The soulful Cuban jazz vocalist follow’s 2017’s acclaimed “Cubafonia” with a tastily arranged set dedicated to traditions of faith and family. Opener “Nangareo” presents Arocena speaking reverently over background chants and ocean wave sounds, invoking Santería saints or orishas “Oyá,” “Oshún” and “Yemayá” with exuberant call-and-response choruses, polyrhythmic percussion and Jorge Luis Lagarza Pérez’s elegantly melodic piano. That fluid exchange between traditional rhythms and rituals and exploratory jazz defines the album, to striking effect. Highlights: “Porque Tú No Estás,” “Menuet Para un Corazón,” “Not for Me” (“Living forever with sadness is not for me”).

ARIANA GILLIS, The Maze (self-released): ***

Crisply co-produced with Buddy Miller at his Nashville home studio, the Canadian singer-songwriter’s tuneful pop pulses with a sense of purpose, likely influenced by the visual concussion that upended her life for four years. Gillis’ clear, punchy alto often catches in her throat and occasionally calls to mind Alison Moyet, particularly during tougher tracks like “Dirt Gets Dirty” and the saxophone-twisted “Slow Motion Killer.” Other highlights: “Jeremy Woodstock,” “The Feeling of Empty” (“I read too much, I write too much, I think too much/ When all I’ve ever wanted is to know enough/ To fill me up”).
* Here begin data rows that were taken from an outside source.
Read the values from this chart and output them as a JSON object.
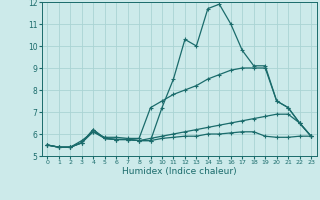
{
  "xlabel": "Humidex (Indice chaleur)",
  "background_color": "#cceaea",
  "grid_color": "#aad4d4",
  "line_color": "#1a6b6b",
  "x_values": [
    0,
    1,
    2,
    3,
    4,
    5,
    6,
    7,
    8,
    9,
    10,
    11,
    12,
    13,
    14,
    15,
    16,
    17,
    18,
    19,
    20,
    21,
    22,
    23
  ],
  "series1": [
    5.5,
    5.4,
    5.4,
    5.6,
    6.2,
    5.8,
    5.75,
    5.75,
    5.7,
    5.7,
    7.2,
    8.5,
    10.3,
    10.0,
    11.7,
    11.9,
    11.0,
    9.8,
    9.1,
    9.1,
    7.5,
    7.2,
    6.5,
    5.9
  ],
  "series2": [
    5.5,
    5.4,
    5.4,
    5.7,
    6.1,
    5.85,
    5.85,
    5.8,
    5.8,
    7.2,
    7.5,
    7.8,
    8.0,
    8.2,
    8.5,
    8.7,
    8.9,
    9.0,
    9.0,
    9.0,
    7.5,
    7.2,
    6.5,
    5.9
  ],
  "series3": [
    5.5,
    5.4,
    5.4,
    5.6,
    6.2,
    5.8,
    5.75,
    5.75,
    5.7,
    5.8,
    5.9,
    6.0,
    6.1,
    6.2,
    6.3,
    6.4,
    6.5,
    6.6,
    6.7,
    6.8,
    6.9,
    6.9,
    6.5,
    5.9
  ],
  "series4": [
    5.5,
    5.4,
    5.4,
    5.6,
    6.1,
    5.8,
    5.75,
    5.75,
    5.7,
    5.7,
    5.8,
    5.85,
    5.9,
    5.9,
    6.0,
    6.0,
    6.05,
    6.1,
    6.1,
    5.9,
    5.85,
    5.85,
    5.9,
    5.9
  ],
  "ylim": [
    5,
    12
  ],
  "xlim": [
    -0.5,
    23.5
  ],
  "yticks": [
    5,
    6,
    7,
    8,
    9,
    10,
    11,
    12
  ],
  "xticks": [
    0,
    1,
    2,
    3,
    4,
    5,
    6,
    7,
    8,
    9,
    10,
    11,
    12,
    13,
    14,
    15,
    16,
    17,
    18,
    19,
    20,
    21,
    22,
    23
  ]
}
At Wine & Song in South Pasadena Wednesday, Sept. 11.

WHITNEY, Forever Turned Around (Secretly Canadian): ***½

Drummer Julien Ehrlich and guitarist Max Kakacek sound like they were wandering around in a ’70s California haze while composing the Chicago band’s sophomore album, which serves up dreamy pop balm for headline-rattled listeners seeking respite. Echoes of Burt Bacharach and Neil Young can be discerned in the melodic curves and harmonics of tracks like the hooky “Used to Be Lonely,” “Valleys (My Love)” and the pensively hopeful “Song for Ty” (“Anything could happen”), with Ehrlich’s silken tenor sweetening thoughtful musings about the sticky catch-22s of relationships and independence.

SUNNY WAR, Shell of a Girl (Hen House): ***½

The onetime Venice busker exercises a winningly light touch as both guitarist and poet while tapping into societal pressures and hypocrisies here, beautifully braiding strands of blues, bossa nova, folk and jazz into her melodic phrases. Micah Nelson’s harmonica and Milo Gonzalez’s Dobro add atmospheric contours to tracks like “Where the Lost Get Found” and “Got No Ride” (“Turned my pain into my pride”); other highlights include the swaying “Shell” and “Drugs Are Bad” (“Unless of course you get too sad”). Worthy of the time it quietly requests.